Ostalgie differs from regular nostalgia in only one essential point: the interpretation of its object of transfiguration is hotly contested. The GDR is under particular pressure; the transfiguration must overcome the dominant historical picture of “Stasi terror,” “SED-state,” “totalitarian regime,” and so on. This historical picture lives in a dead spot in the experiential realm of many Easterners. In the minds of many people, the GDR is something different from what is presented to them by historians – also on television.
This is where the nostalgia shows come in: as has been so well said, they want to pick people up right where they are. Of course, these Ostalgie shows are also the expression of a bad Western conscience and a botched German unification: if hardly an Easterner is editor-in-chief or artistic director, then proportionality is achieved by other means. In the process, every effort is made to avoid what is obvious to everyone: that ARD* and ZDF are Western television. ARD and ZDF would much rather be what their names suggest: German radio, German television.
Leipzig got the nod as the candidate for Germany’s bid to host the Olympics – it was not an act of charity on the part of German society, it was not merely a gesture. Leipzig was the top choice among German cities. The best thing about the choice of Leipzig is that it could just as well have been another city.
Dear television producers, don’t bother with these Ostalgie shows. Sure, you want to do something patriotic, make a contribution to inner unity.
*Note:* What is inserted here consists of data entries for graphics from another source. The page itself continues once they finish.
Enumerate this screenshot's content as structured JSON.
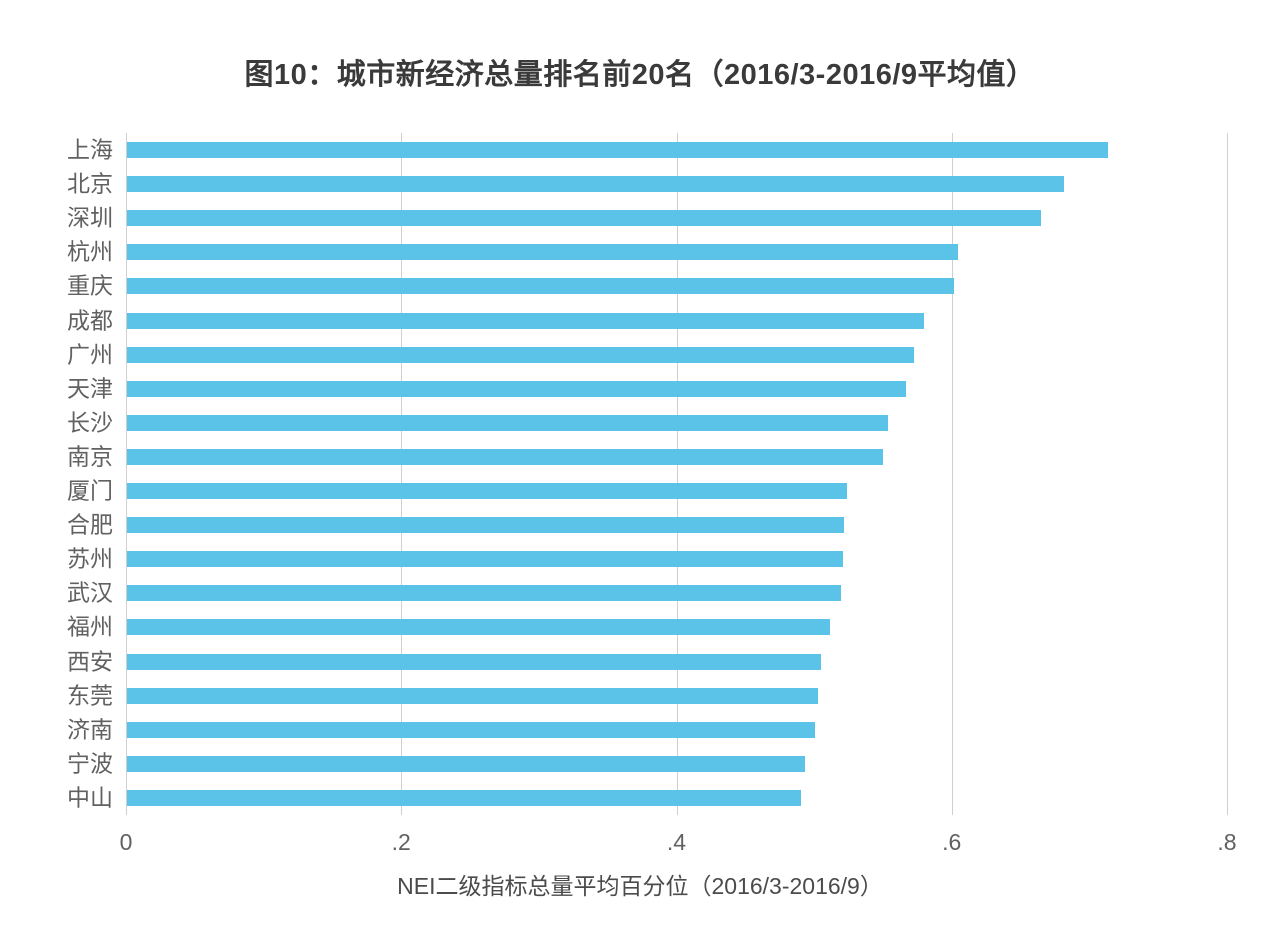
{
  "chart_data": {
    "type": "bar",
    "orientation": "horizontal",
    "title": "图10：城市新经济总量排名前20名（2016/3-2016/9平均值）",
    "xlabel": "NEI二级指标总量平均百分位（2016/3-2016/9）",
    "ylabel": "",
    "categories": [
      "上海",
      "北京",
      "深圳",
      "杭州",
      "重庆",
      "成都",
      "广州",
      "天津",
      "长沙",
      "南京",
      "厦门",
      "合肥",
      "苏州",
      "武汉",
      "福州",
      "西安",
      "东莞",
      "济南",
      "宁波",
      "中山"
    ],
    "values": [
      0.713,
      0.681,
      0.664,
      0.604,
      0.601,
      0.579,
      0.572,
      0.566,
      0.553,
      0.549,
      0.523,
      0.521,
      0.52,
      0.519,
      0.511,
      0.504,
      0.502,
      0.5,
      0.493,
      0.49
    ],
    "xlim": [
      0,
      0.8
    ],
    "x_ticks": {
      "values": [
        0,
        0.2,
        0.4,
        0.6,
        0.8
      ],
      "labels": [
        "0",
        ".2",
        ".4",
        ".6",
        ".8"
      ]
    },
    "grid": "vertical-gridlines-on",
    "legend": "none",
    "colors": {
      "bar": "#5BC2E8",
      "gridline": "#CFCFCF",
      "tick_text": "#616161",
      "category_text": "#616161",
      "title_text": "#3A3A3A",
      "xlabel_text": "#4B4B4B",
      "background": "#FFFFFF"
    }
  }
}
But if your reporters’ statistics would also take GDR athletes into consideration, if statements like “The most successful German marathoner at the Olympics was, of course, Waldemar Czierpinski, with his victories in 1976 and 1980” were completely natural, then you’d do a lot for inner unity and the East German soul, at little cost, though with some conscious effort. Your reporters could even say that Czierpinski was from Halle. That he was from the GDR unfortunately still sounds as though he had leprosy, and to say that he came from the former GDR is an even bigger faux pas: anyone who speaks of the former GDR is tacitly insinuating that a current GDR still exists and is therefore a divider. As we all know, the GDR ended in 1990, hence to call it “former” is to state the obvious.
But there are also small miracles: the 25th anniversary of the flight of “the first German in space”** was just a few days ago, and West German television did special reports [on him] with pictures from then and now. Balanced and objective. That is why we much preferred to watch West German TV. Take that into unification.
You see, not everything was bad.
* ARD is the German association of public broadcasters – eds.
** With the launch of Soviet space mission Soyuz 31 on August 26, 1978, former East German pilot Sigmund Jähn became the first German in space. Jähn was part of the Soviet Union’s Intercosmos program – eds.